If your home has been placed into receivership, you should immediately contact the receiver to discuss whether you intend to move or to continue your tenancy. If you would like to move, the receiver may be able to assist you. If you would like to stay in your home, the receiver will work with you to make the necessary repairs. You must advise the receiver of any repairs that need to be made.
1. I RECEIVED A LETTER THAT MY HOME IS IN RECEIVERSHIP. DO I HAVE TO MOVE?
No, you do not have to move. You should call the receiver and discuss the terms of your rental agreement and the repairs that need to be made.
2. I CANNOT AFFORD RENT/DO NOT PAY RENT. DO I HAVE TO CONTACT THE RECEIVER?
Yes, you must contact the receiver. The receiver will work with you to set up a fair rental rate and may be able to assist you in obtaining rental assistance.
3. WATER IS SUPPOSED TO BE INCLUDED IN MY RENT, BUT I RECEIVED A SHUT-OFF NOTICE. WHAT DO I DO?
Contact the receiver. The receiver may be able to help you preserve or restore water service.
4. I RECEIVED NOTICE THAT AN INSPECTOR AND/OR THE RECEIVER WILL BE COMING TO INSPECT MY HOME. DO I HAVE TO LET THEM IN?
Yes. The receivership order includes a requirement that you provide access once you have been notified of the pending inspection by the receiver. You must work with the receiver and/or inspector to give access to your home. The purpose of this inspection is to determine whether your home is habitable and what repairs need to be made. Please note that you may select a date and time that is convenient for your schedule.
5. MY LANDLORD TOLD ME THAT HE WILL EVICT ME IF I DO NOT PAY RENT TO HIM OR HER. WHAT DO I DO?
Do NOT pay rent to any person other than the receiver. While your home is in receivership, your landlord cannot evict you without prior court approval.

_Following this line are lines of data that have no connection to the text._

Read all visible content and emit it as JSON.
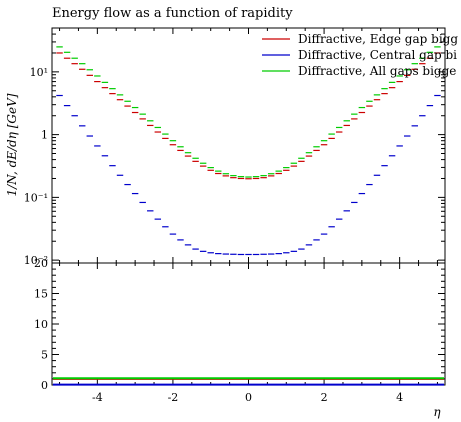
{
  "chart_data": {
    "type": "scatter",
    "title": "Energy flow as a function of rapidity",
    "xlabel": "η",
    "ylabel": "1/N, dE/dη [GeV]",
    "x_tick_labels": [
      "-4",
      "-2",
      "0",
      "2",
      "4"
    ],
    "y_tick_labels": [
      "10⁻²",
      "10⁻¹",
      "1",
      "10¹"
    ],
    "ratio_tick_labels": [
      "0",
      "5",
      "10",
      "15",
      "20"
    ],
    "xlim": [
      -5.2,
      5.2
    ],
    "ylim": [
      0.009,
      50
    ],
    "yscale": "log",
    "ratio_ylim": [
      0,
      20
    ],
    "legend_position": "top-right",
    "x": [
      -5.0,
      -4.8,
      -4.6,
      -4.4,
      -4.2,
      -4.0,
      -3.8,
      -3.6,
      -3.4,
      -3.2,
      -3.0,
      -2.8,
      -2.6,
      -2.4,
      -2.2,
      -2.0,
      -1.8,
      -1.6,
      -1.4,
      -1.2,
      -1.0,
      -0.8,
      -0.6,
      -0.4,
      -0.2,
      0.0,
      0.2,
      0.4,
      0.6,
      0.8,
      1.0,
      1.2,
      1.4,
      1.6,
      1.8,
      2.0,
      2.2,
      2.4,
      2.6,
      2.8,
      3.0,
      3.2,
      3.4,
      3.6,
      3.8,
      4.0,
      4.2,
      4.4,
      4.6,
      4.8,
      5.0
    ],
    "series": [
      {
        "name": "Diffractive, Edge gap bigg",
        "color": "#cc0000",
        "values": [
          20,
          16.5,
          13.5,
          11,
          8.8,
          7,
          5.6,
          4.5,
          3.6,
          2.85,
          2.25,
          1.78,
          1.4,
          1.1,
          0.87,
          0.69,
          0.56,
          0.455,
          0.375,
          0.315,
          0.27,
          0.24,
          0.22,
          0.206,
          0.2,
          0.198,
          0.2,
          0.206,
          0.22,
          0.24,
          0.27,
          0.315,
          0.375,
          0.455,
          0.56,
          0.69,
          0.87,
          1.1,
          1.4,
          1.78,
          2.25,
          2.85,
          3.6,
          4.5,
          5.6,
          7,
          8.8,
          11,
          13.5,
          16.5,
          20
        ]
      },
      {
        "name": "Diffractive, Central gap bi",
        "color": "#0000cc",
        "values": [
          4.2,
          2.9,
          2.0,
          1.38,
          0.95,
          0.66,
          0.46,
          0.32,
          0.225,
          0.16,
          0.115,
          0.083,
          0.061,
          0.045,
          0.034,
          0.026,
          0.021,
          0.0175,
          0.015,
          0.0138,
          0.0131,
          0.0127,
          0.0125,
          0.0124,
          0.0123,
          0.0123,
          0.0123,
          0.0124,
          0.0125,
          0.0127,
          0.0131,
          0.0138,
          0.015,
          0.0175,
          0.021,
          0.026,
          0.034,
          0.045,
          0.061,
          0.083,
          0.115,
          0.16,
          0.225,
          0.32,
          0.46,
          0.66,
          0.95,
          1.38,
          2.0,
          2.9,
          4.2
        ]
      },
      {
        "name": "Diffractive, All gaps bigge",
        "color": "#00cc00",
        "values": [
          25,
          20.5,
          16.5,
          13.5,
          10.8,
          8.6,
          6.8,
          5.4,
          4.3,
          3.4,
          2.7,
          2.12,
          1.66,
          1.3,
          1.02,
          0.8,
          0.64,
          0.515,
          0.42,
          0.35,
          0.298,
          0.262,
          0.238,
          0.222,
          0.214,
          0.211,
          0.214,
          0.222,
          0.238,
          0.262,
          0.298,
          0.35,
          0.42,
          0.515,
          0.64,
          0.8,
          1.02,
          1.3,
          1.66,
          2.12,
          2.7,
          3.4,
          4.3,
          5.4,
          6.8,
          8.6,
          10.8,
          13.5,
          16.5,
          20.5,
          25
        ]
      }
    ],
    "ratio_series": [
      {
        "name": "Diffractive, Edge gap bigg",
        "color": "#cc0000",
        "value": 1.0
      },
      {
        "name": "Diffractive, Central gap bi",
        "color": "#0000cc",
        "value": 0.06
      },
      {
        "name": "Diffractive, All gaps bigge",
        "color": "#00cc00",
        "value": 1.1
      }
    ]
  }
}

If someone other that the receiver tries to collect rent, refer the person to the court and report it to the receiver as soon as possible. If your landlord attempts to evict you during the receivership, contact the receiver and/or the court (716-845-2648). If your landlord attempts to evict you after the receivership has ended for failure to pay rent during the receivership period, contact the court.

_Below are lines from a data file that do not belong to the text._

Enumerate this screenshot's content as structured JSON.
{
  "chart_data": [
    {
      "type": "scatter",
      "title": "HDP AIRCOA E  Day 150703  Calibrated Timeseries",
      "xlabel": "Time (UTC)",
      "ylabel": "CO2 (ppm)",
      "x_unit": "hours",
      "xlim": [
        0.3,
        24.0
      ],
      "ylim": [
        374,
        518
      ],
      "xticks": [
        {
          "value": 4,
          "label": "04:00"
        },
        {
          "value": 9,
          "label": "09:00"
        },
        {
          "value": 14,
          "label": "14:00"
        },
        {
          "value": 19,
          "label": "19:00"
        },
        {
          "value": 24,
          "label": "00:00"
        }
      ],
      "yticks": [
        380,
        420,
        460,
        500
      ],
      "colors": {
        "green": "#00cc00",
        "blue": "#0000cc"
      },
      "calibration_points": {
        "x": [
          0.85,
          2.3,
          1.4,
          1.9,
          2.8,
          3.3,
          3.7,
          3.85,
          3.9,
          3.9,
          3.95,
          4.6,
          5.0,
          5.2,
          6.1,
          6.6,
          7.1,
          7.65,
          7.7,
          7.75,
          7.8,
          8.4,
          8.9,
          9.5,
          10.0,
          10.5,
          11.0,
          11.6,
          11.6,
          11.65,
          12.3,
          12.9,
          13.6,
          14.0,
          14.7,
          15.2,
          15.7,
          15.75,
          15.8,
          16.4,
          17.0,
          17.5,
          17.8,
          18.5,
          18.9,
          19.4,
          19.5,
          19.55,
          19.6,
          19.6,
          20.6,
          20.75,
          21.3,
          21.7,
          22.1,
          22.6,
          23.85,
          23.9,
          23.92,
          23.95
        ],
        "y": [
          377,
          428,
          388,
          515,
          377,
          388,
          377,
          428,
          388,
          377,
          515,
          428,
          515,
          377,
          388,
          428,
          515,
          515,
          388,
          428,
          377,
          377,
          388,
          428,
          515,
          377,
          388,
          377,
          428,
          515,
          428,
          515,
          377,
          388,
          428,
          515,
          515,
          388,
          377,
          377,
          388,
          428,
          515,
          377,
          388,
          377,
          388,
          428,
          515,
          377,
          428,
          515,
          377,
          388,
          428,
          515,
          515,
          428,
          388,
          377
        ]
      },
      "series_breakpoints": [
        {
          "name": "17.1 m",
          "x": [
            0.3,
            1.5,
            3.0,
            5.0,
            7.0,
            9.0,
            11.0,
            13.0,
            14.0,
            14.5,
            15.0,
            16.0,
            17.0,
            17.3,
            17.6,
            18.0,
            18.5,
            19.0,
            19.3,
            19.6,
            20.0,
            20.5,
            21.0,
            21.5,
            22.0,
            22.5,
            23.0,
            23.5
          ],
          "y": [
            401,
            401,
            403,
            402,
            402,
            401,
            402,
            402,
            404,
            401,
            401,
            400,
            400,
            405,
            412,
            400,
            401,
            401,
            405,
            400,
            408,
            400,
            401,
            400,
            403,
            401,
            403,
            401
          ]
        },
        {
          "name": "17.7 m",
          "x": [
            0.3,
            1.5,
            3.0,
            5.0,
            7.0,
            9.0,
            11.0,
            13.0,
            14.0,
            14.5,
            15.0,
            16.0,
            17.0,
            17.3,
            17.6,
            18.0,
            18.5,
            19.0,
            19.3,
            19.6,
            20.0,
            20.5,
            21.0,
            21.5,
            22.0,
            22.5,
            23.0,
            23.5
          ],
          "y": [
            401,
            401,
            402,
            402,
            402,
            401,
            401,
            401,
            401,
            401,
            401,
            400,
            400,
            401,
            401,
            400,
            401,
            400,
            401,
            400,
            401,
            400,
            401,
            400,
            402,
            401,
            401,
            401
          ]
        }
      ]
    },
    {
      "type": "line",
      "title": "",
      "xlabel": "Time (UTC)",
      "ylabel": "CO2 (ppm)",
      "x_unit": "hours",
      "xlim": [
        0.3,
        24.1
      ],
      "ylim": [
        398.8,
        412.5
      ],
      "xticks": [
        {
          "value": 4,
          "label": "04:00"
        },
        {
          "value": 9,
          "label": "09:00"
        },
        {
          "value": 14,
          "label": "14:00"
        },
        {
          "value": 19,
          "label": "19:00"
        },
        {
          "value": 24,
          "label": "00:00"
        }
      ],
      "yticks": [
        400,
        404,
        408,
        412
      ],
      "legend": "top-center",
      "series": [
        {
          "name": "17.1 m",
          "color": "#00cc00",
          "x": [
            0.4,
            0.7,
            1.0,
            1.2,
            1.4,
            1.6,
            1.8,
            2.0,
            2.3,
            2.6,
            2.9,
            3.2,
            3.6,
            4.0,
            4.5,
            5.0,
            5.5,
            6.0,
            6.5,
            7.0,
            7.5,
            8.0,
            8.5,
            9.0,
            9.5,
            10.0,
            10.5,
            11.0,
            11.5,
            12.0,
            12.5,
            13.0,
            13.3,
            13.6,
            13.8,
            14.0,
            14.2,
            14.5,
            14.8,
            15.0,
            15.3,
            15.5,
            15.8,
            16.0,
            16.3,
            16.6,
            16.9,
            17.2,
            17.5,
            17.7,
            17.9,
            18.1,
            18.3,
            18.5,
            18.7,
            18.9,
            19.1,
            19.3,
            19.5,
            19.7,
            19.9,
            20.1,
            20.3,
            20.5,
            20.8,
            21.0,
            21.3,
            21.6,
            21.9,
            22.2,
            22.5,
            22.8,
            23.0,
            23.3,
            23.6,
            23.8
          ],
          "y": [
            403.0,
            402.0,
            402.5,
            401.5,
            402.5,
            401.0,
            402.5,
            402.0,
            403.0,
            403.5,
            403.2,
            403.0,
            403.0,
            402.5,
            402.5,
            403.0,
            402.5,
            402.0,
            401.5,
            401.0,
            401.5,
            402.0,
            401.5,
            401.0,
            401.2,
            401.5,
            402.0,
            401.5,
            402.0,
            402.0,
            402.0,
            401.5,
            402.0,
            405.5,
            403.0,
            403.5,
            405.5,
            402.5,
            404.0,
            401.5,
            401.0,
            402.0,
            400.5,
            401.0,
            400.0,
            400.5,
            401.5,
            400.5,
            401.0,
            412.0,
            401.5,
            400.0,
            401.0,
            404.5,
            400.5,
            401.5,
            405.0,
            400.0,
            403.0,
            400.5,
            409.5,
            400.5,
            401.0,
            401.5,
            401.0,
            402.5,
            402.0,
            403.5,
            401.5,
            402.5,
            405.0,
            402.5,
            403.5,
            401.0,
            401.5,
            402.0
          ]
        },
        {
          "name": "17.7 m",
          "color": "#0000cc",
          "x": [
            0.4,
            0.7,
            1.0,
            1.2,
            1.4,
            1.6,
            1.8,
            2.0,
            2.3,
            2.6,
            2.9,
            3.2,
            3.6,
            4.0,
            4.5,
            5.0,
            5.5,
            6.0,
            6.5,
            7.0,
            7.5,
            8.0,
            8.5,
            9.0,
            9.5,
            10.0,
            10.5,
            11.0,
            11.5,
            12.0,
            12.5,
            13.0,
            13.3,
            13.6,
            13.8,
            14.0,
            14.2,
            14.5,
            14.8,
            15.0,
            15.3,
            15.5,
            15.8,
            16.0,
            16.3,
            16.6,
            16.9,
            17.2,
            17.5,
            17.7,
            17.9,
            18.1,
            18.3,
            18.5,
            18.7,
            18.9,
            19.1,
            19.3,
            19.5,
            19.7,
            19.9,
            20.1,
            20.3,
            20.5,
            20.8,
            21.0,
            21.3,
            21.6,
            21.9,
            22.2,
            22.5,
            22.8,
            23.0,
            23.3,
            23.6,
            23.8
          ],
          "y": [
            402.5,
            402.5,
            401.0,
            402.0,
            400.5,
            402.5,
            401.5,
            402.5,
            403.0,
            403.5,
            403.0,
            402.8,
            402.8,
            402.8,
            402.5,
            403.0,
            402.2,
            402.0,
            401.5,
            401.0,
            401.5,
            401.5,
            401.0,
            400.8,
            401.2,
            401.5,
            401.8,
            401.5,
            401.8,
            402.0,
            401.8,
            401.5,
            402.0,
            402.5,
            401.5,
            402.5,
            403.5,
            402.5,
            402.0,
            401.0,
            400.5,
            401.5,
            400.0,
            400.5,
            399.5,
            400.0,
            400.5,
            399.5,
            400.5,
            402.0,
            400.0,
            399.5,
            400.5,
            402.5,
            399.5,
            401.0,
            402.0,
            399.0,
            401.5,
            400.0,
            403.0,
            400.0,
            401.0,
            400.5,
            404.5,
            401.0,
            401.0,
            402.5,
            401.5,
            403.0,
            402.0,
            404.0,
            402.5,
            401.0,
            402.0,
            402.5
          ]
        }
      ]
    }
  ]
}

6. I RECEIVED AN ORDER TO VACATE. WHAT DOES THAT MEAN?
An Order to Vacate means that no person will be allowed on the property. You may have received this because the court believed the property was already vacant or because the property was deemed uninhabitable. You should contact the receiver and/or the court.
7. I HAVE A PROBLEM WITH THE RECEIVER OR THE RECEIVERSHIP. WHAT CAN I DO?
You should try to discuss your issue with the receiver. If you are unable to resolve the issue, you may contact the court or come to court on the next receivership day (call court for the next date).